South Korean President Moon Jae-in has insisted his visit to Australia has nothing to do with China despite enhancing defence ties with Canberra amid increasing tensions with Beijing.
Australia and South Korea finalised a $1 billion defence contract, pledged to boost defence industry ties and strengthen critical minerals and clean energy trade in agreements signed by President Moon and Prime Minister Scott Morrison in Canberra on Monday.
Prime Minister Scott Morrison meets with President of South Korea Moon Jae-in on Monday.Credit:Alex Ellinghausen
“We will continue to cooperate with Australia for peace in this region,” Mr Moon said.
“The state visit I make at this time has nothing to do with our position over China.”
South Korea recently adopted a more cautious approach than neighbouring Japan to China because of its reliance on Beijing to negotiate a peace deal with North Korea. This has sparked fears Asia’s fourth-largest economy is being left behind by the members of the Quad grouping of Australia, the United States, India and Japan.
But Mr Moon backed in the Quad and AUKUS defence pact Australia signed with Britain and the US to help it build a fleet of nuclear-powered submarines, saying both groups had the potential to maintain “peace and prosperity” in the Indo-Pacific.
Countries throughout the region are growing increasingly concerned about escalating tensions in the region including in the Taiwan Strait and the South China Sea.
Australia and South Korea have both been hit by Chinese trade strikes in recent years.
Beijing has imposed more than $20 billion of tariffs and other trading measures on Australia over the past 18 months in response to the federal government’s push for an independent inquiry into the origins of COVID-19 as well as other national security decisions. China hit South Korea with trade strikes in 2017 over the deployment of a US missile defence system.
Asked about how countries should deal with China’s economic coercion, Mr Moon said South Korea and Australia upheld the “same values and on our position in terms of the geopolitical situation, we are like-minded”.

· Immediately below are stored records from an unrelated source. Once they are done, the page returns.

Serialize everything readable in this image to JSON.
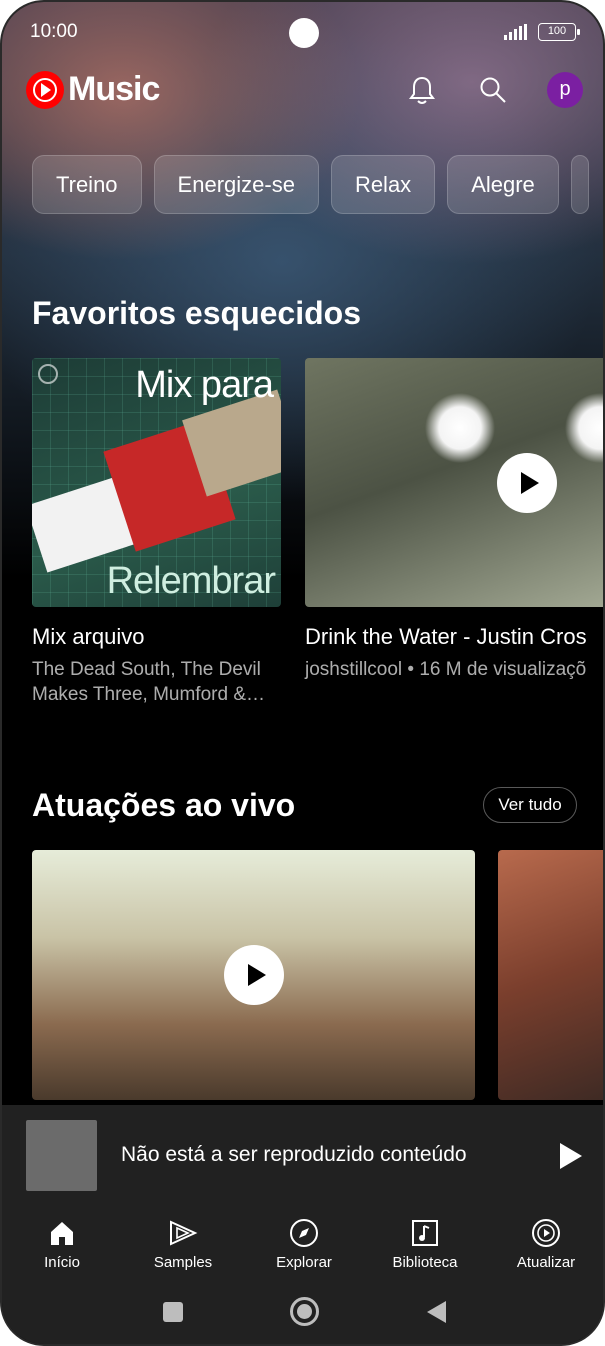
{
  "status_bar": {
    "time": "10:00",
    "battery": "100"
  },
  "header": {
    "app_name": "Music",
    "avatar_letter": "p"
  },
  "chips": [
    "Treino",
    "Energize-se",
    "Relax",
    "Alegre"
  ],
  "sections": {
    "favorites": {
      "title": "Favoritos esquecidos",
      "cards": [
        {
          "art_top": "Mix para",
          "art_bottom": "Relembrar",
          "title": "Mix arquivo",
          "subtitle": "The Dead South, The Devil Makes Three, Mumford &…"
        },
        {
          "title": "Drink the Water - Justin Cros",
          "subtitle": "joshstillcool • 16 M de visualizaçõ"
        }
      ]
    },
    "live": {
      "title": "Atuações ao vivo",
      "see_all": "Ver tudo"
    }
  },
  "miniplayer": {
    "text": "Não está a ser reproduzido conteúdo"
  },
  "bottom_nav": [
    {
      "label": "Início",
      "icon": "home-icon"
    },
    {
      "label": "Samples",
      "icon": "samples-icon"
    },
    {
      "label": "Explorar",
      "icon": "compass-icon"
    },
    {
      "label": "Biblioteca",
      "icon": "library-icon"
    },
    {
      "label": "Atualizar",
      "icon": "upgrade-icon"
    }
  ],
  "colors": {
    "brand_red": "#ff0000",
    "avatar_purple": "#7b1fa2",
    "bar_bg": "#212121"
  }
}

Mr Moon said his nation’s alliance with the US was the “basis of our diplomacy” and “security affairs” and its the relationship with China was “important”.
But, he said, South Korea also had to take into account “peace and security on the Korean Peninsula” and the “de-nuclearisation” of North Korea”.

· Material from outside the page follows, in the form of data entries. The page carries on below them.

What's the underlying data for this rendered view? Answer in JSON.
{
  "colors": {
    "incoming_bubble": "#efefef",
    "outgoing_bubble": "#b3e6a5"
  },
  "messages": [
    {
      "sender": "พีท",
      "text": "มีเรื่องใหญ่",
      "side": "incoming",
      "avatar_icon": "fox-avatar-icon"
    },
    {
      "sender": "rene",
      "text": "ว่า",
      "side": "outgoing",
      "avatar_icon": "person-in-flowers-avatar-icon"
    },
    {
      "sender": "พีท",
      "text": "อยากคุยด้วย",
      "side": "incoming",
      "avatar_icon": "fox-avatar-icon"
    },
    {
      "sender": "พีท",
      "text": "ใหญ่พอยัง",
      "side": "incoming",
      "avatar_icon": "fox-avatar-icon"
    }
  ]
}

“We need the constructive efforts of China to enable de-nuclearisation of DPRK. Therefore, Korea is focused on the steadfast alliance with the US and also with China,” he said.
“And, of course, with regard to the relationship with China, there may be certain conflicts and there may be some issues of competition. However, if you look at climate change and the supply chain issue and also in terms of pandemic and infectious diseases, there are global challenges, and these are domains where we do need to engage in cooperation and collaboration.”

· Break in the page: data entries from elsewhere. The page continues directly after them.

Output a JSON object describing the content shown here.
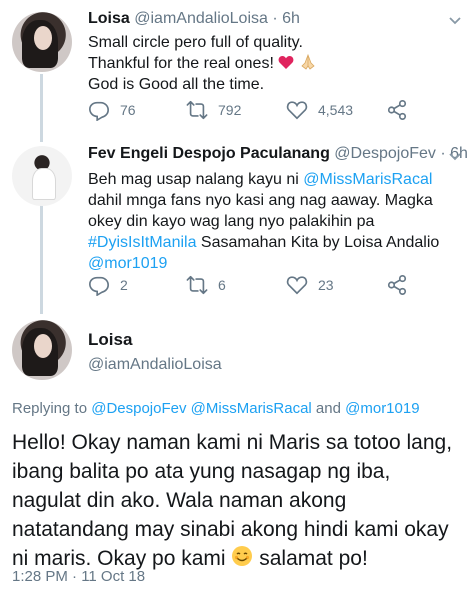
{
  "tweet1": {
    "name": "Loisa",
    "handle": "@iamAndalioLoisa",
    "separator": " · ",
    "time": "6h",
    "lines": [
      "Small circle pero full of quality.",
      "Thankful for the real ones!",
      "God is Good all the time."
    ],
    "emoji": [
      "heart",
      "praying-hands"
    ],
    "replies": "76",
    "retweets": "792",
    "likes": "4,543"
  },
  "tweet2": {
    "name": "Fev Engeli Despojo Paculanang",
    "handle": "@DespojoFev",
    "separator": " · ",
    "time": "6h",
    "text_a": "Beh mag usap nalang kayu ni ",
    "mention1": "@MissMarisRacal",
    "text_b": "  dahil mnga fans nyo kasi ang nag aaway. Magka okey din kayo wag lang nyo palakihin pa",
    "hashtag": "#DyisIsItManila",
    "text_c": " Sasamahan Kita by Loisa Andalio",
    "mention2": "@mor1019",
    "replies": "2",
    "retweets": "6",
    "likes": "23"
  },
  "main": {
    "name": "Loisa",
    "handle": "@iamAndalioLoisa",
    "replying_prefix": "Replying to ",
    "reply_to_1": "@DespojoFev",
    "reply_to_2": "@MissMarisRacal",
    "and_word": " and ",
    "reply_to_3": "@mor1019",
    "text_a": "Hello! Okay naman kami ni Maris sa totoo lang, ibang balita po ata yung nasagap ng iba, nagulat din ako. Wala naman akong natatandang may sinabi akong hindi kami okay ni maris. Okay po kami ",
    "text_b": " salamat po!",
    "emoji": "smiling-face",
    "timestamp": "1:28 PM · 11 Oct 18"
  },
  "colors": {
    "link": "#1da1f2",
    "muted": "#657786",
    "heart": "#e0245e"
  }
}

Mr Moon also confirmed his government was not considering following Australia, the US, Britain and Canada in imposing a diplomatic boycott of the Beijing Winter Olympics, to be held in February.
There has been growing concern about tensions in the Taiwan Strait where Chinese military aircraft this year increased their incursions into Taiwan’s air defence identification zone. Defence Minister Peter Dutton last month said if the US committed forces to defend Taiwan, it would be “inconceivable” that Australia would not join in.
Mr Moon said maintaining stability in the Taiwan Strait was “critical if we also want the peace and security on the Korean Peninsula, and it is closely related”.
Mr Morrison said South Korea had a “very important role to play” in calming tensions in the Taiwan Strait.
“It does have its own unique standing within the region and its own relationships with each of the key principles that are engaged in that issue,” he said.
“Equally, Korea also has a very strong and open dialogue with China.”
Mr Moon and Mr Morrison signed the $1 billion defence contract for South Korean defence giant Hanwha to build 30 self-propelled howitzers and 15 armoured ammunition resupply vehicles for the army in Geelong.
Hanwha is also vying for a $30 billion contract to build new infantry fighting vehicles for the Australian Army.
The two leaders also finalised an agreement to create an Armoured Vehicle Centre of Excellence in Geelong, and elevated their ties to the status of a Comprehensive Strategic Partnership.